85. 「……か、ど……つか、う」カードを持ち上げ、声と視線の導線を確認した。

86. 「よし、解散」拍手がぽつぽつ弾け、教室に昼のざわめきが戻ってくる。

87. □ 片づけの音の中で、喉の奥に残る熱をゆっくり飲み下す。痛みは小さく、今日の証拠のように残った。

88. 「帰り、少し歩こ」明日香が鞄を肩に掛ける。夕陽が窓の端で長く伸びる。

89. □ 廊下は人の流れが細くなり、靴音が規則的に遠ざかっては近づいた。

90. 「今日の挨拶、よかった」明日香の声が、日差しより柔らかく頬に触れる。

91. 「……あ、り……がと」さっきより息が少ない。自分の耳の中で、輪郭が少し強くなった。

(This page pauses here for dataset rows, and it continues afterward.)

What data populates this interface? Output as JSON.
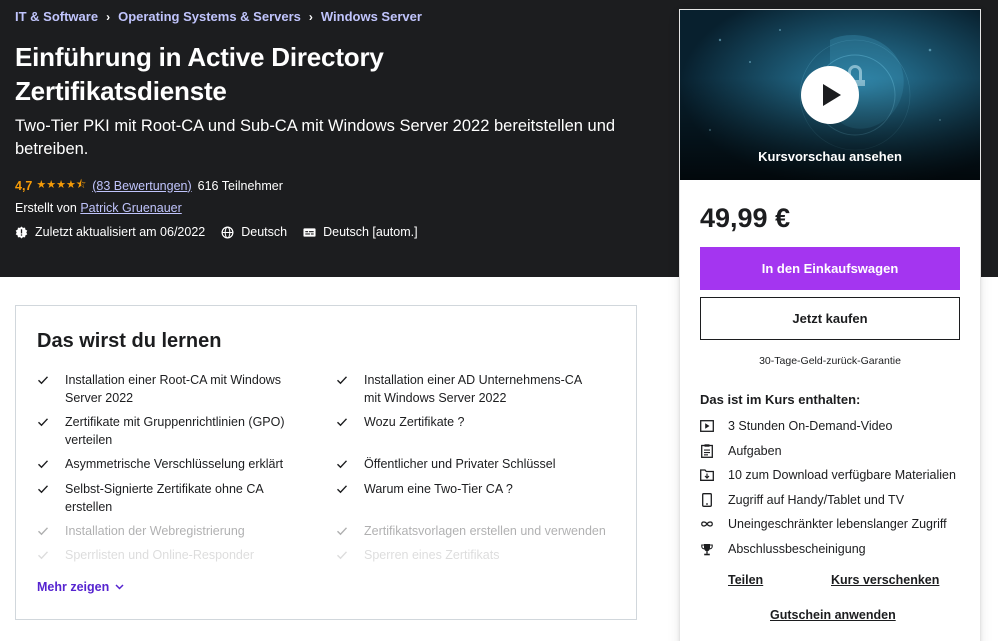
{
  "breadcrumbs": [
    "IT & Software",
    "Operating Systems & Servers",
    "Windows Server"
  ],
  "course": {
    "title": "Einführung in Active Directory Zertifikatsdienste",
    "subtitle": "Two-Tier PKI mit Root-CA und Sub-CA mit Windows Server 2022 bereitstellen und betreiben.",
    "rating": "4,7",
    "stars": "★★★★⯪",
    "rating_count": "(83 Bewertungen)",
    "participants": "616 Teilnehmer",
    "created_by_prefix": "Erstellt von",
    "instructor": "Patrick Gruenauer",
    "last_updated": "Zuletzt aktualisiert am 06/2022",
    "language": "Deutsch",
    "captions": "Deutsch [autom.]"
  },
  "learn": {
    "title": "Das wirst du lernen",
    "items": [
      "Installation einer Root-CA mit Windows Server 2022",
      "Installation einer AD Unternehmens-CA mit Windows Server 2022",
      "Zertifikate mit Gruppenrichtlinien (GPO) verteilen",
      "Wozu Zertifikate ?",
      "Asymmetrische Verschlüsselung erklärt",
      "Öffentlicher und Privater Schlüssel",
      "Selbst-Signierte Zertifikate ohne CA erstellen",
      "Warum eine Two-Tier CA ?",
      "Installation der Webregistrierung",
      "Zertifikatsvorlagen erstellen und verwenden",
      "Sperrlisten und Online-Responder",
      "Sperren eines Zertifikats"
    ],
    "more_label": "Mehr zeigen"
  },
  "sidebar": {
    "preview_label": "Kursvorschau ansehen",
    "price": "49,99 €",
    "cart_label": "In den Einkaufswagen",
    "buy_label": "Jetzt kaufen",
    "guarantee": "30-Tage-Geld-zurück-Garantie",
    "includes_title": "Das ist im Kurs enthalten:",
    "includes": [
      {
        "icon": "video-icon",
        "label": "3 Stunden On-Demand-Video"
      },
      {
        "icon": "assignment-icon",
        "label": "Aufgaben"
      },
      {
        "icon": "download-folder-icon",
        "label": "10 zum Download verfügbare Materialien"
      },
      {
        "icon": "mobile-icon",
        "label": "Zugriff auf Handy/Tablet und TV"
      },
      {
        "icon": "infinity-icon",
        "label": "Uneingeschränkter lebenslanger Zugriff"
      },
      {
        "icon": "trophy-icon",
        "label": "Abschlussbescheinigung"
      }
    ],
    "share_label": "Teilen",
    "gift_label": "Kurs verschenken",
    "coupon_label": "Gutschein anwenden"
  },
  "colors": {
    "hero_bg": "#1c1d1f",
    "link_purple": "#c0c4fc",
    "star": "#f69c08",
    "cart_button": "#a435f0",
    "more_link": "#5624d0"
  }
}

92. □ 階段を降りるたび、胸の火が揺れても消えない。踏み板の「コトン」が、そのたび支えてくれる。

93. 「当日、私も隣で言うから」並んで歩く影が重なり、舗道の上で長く伸びた。

94. 「……い、っしょ……に」短い未来形が口に乗る。音は脆い、意味は強い。

95. □ 交差点で風。信号の青が瞳に冷たく入り、熱と混じってちょうどよくなる。

96. 「明日、早めに来るんだよね」彼女の確認。朝の光の色が、まだ見ぬ未来の窓に差した。

97. 「……は、や……め」言い切る。胸に結び目が作られ、ほどけにくくなる。

98. □ 家の門をくぐると、夕飯の匂いが薄く流れてくる。「おかえり」は今日も短い音で着地した。

99. □ 部屋で鏡を見て「……よ、う……こ、そ」ともう一度。崩れても、練習は失敗ではない。

100. □ タブレットに《こえで いえた ぶんだけ ぼくになる》と残す。未完成の恋模様は、声の種火を抱いて次へ進む。